VP of AI
Job description
About the role
Group data and ML strategy is defined across Tripledot Studios. The position strengthens competitive positioning and aligns technology with game development vision.
Data roles turn raw information into decisions. Analysts query databases and build dashboards. Data scientists build models that predict outcomes. Data engineers build the pipelines that move and store data. All three work closely with business teams and need a mix of statistics, coding, and communication. Nearly every modern company runs on data teams, from startups to banks. A strong portfolio of past analyses matters more than degrees in many hiring decisions.
Key facts
What you'll do
Initiatives are prioritized and owned to drive revenue and business KPIs for studio impact.
Lifetime value, retention, ARPU, ROAS, and operational efficiency are elevated through focused execution.
Production-ready ML systems are delivered to serve multiple verticals across the business.
AWS and Snowflake are used with strong MLOps practices via cloud services and internal tools.
A high-performing AI and ML engineering team is developed, managed, and scaled to support ambitious goals.
Ownership culture, delivery excellence, and continuous team growth are embedded in day-to-day work.
ML and data initiatives are integrated into game and marketing workflows to support measurable outcomes.
C-level to technical directors across game teams are engaged to maintain alignment.
Requirements
The posting states a bachelor's degree requirement. The posting states a minimum of 6 years of experience.
10 or more years of experience in AI, ML, and Data Science is required, including 6 or more years in senior leadership roles.
A track record of influencing business KPIs such as LTV, ROAS, ARPU, and retention is required.
Executive presence enables effective communication with both technical and non-technical audiences.
Hands-on experience with user-level and performance marketing data is necessary for this role.
Proficiency with AWS services such as SageMaker, Lambda, and Step Functions, along with Snowflake and modern MLOps tooling, is required.
Familiarity with ML frameworks including PyTorch, TensorFlow, scikit-learn, and XGBoost is required.
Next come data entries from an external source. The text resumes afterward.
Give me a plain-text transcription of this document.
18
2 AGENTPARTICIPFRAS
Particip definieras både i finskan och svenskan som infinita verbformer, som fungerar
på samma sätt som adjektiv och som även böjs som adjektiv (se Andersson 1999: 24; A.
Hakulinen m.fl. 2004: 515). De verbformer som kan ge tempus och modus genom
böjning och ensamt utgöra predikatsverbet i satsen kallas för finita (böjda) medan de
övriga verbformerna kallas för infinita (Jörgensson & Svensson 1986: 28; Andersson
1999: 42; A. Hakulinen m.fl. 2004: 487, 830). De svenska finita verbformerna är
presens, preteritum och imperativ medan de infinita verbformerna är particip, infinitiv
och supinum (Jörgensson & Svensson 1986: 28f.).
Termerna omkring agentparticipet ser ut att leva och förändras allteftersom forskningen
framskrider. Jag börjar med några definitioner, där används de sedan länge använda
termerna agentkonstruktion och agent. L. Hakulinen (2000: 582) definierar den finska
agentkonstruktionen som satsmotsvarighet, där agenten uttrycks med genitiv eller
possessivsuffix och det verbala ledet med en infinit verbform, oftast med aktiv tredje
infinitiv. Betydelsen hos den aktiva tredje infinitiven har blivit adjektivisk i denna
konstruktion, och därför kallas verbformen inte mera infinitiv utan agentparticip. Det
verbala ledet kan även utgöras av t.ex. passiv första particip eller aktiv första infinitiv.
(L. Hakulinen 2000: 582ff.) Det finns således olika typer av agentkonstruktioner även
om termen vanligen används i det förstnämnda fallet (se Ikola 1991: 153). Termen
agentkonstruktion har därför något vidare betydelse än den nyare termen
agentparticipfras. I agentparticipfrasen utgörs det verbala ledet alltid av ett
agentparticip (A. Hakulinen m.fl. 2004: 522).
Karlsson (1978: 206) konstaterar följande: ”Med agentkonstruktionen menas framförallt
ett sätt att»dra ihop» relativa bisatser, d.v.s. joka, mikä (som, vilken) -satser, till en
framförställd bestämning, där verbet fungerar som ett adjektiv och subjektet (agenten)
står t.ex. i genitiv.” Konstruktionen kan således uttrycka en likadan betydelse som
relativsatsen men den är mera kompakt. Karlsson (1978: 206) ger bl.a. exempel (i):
Experience managing and scaling high-performing data science and ML engineering teams is required.
Practical notes
The role is based in London with hybrid working and allows 20 days of remote work from anywhere.
25 days of paid holiday are provided in addition to bank holidays, and daily free lunch is available when in the office.
An Employee Assistance Program offers confidential support, and family forming support is available subject to policy.
Typical interview steps
Data interviews commonly include a SQL or coding exercise, a statistics question, and a case study. Candidates may be asked to design a metric, interpret an experiment, or build a small model. Some companies give a take-home analysis. Expect questions about past projects and the business impact of your work. Interviewers often evaluate how you communicate uncertainty and business impact, not only the math. Bringing a clean write-up of a past analysis to the interview is well received.
Good to know
The role works with data, ML, and AI tools to turn analytics into measurable business outcomes.
Mobile games generate engagement for millions of users globally and rely on data-driven optimization.
Modern ML frameworks and cloud platforms support scalable model delivery.
Data science teams operate with product owners and analysts to align on metrics.
Technical leadership communicates across executive and operational audiences.
Career growth
Data careers grow toward senior analyst, staff data scientist, or data engineering lead. Many professionals specialize in machine learning, analytics, or infrastructure. Cross-functional work with product and engineering teams becomes more important at senior levels. The field changes quickly, so continuous learning is part of the job. Professionals who can translate numbers into decisions tend to advance fastest.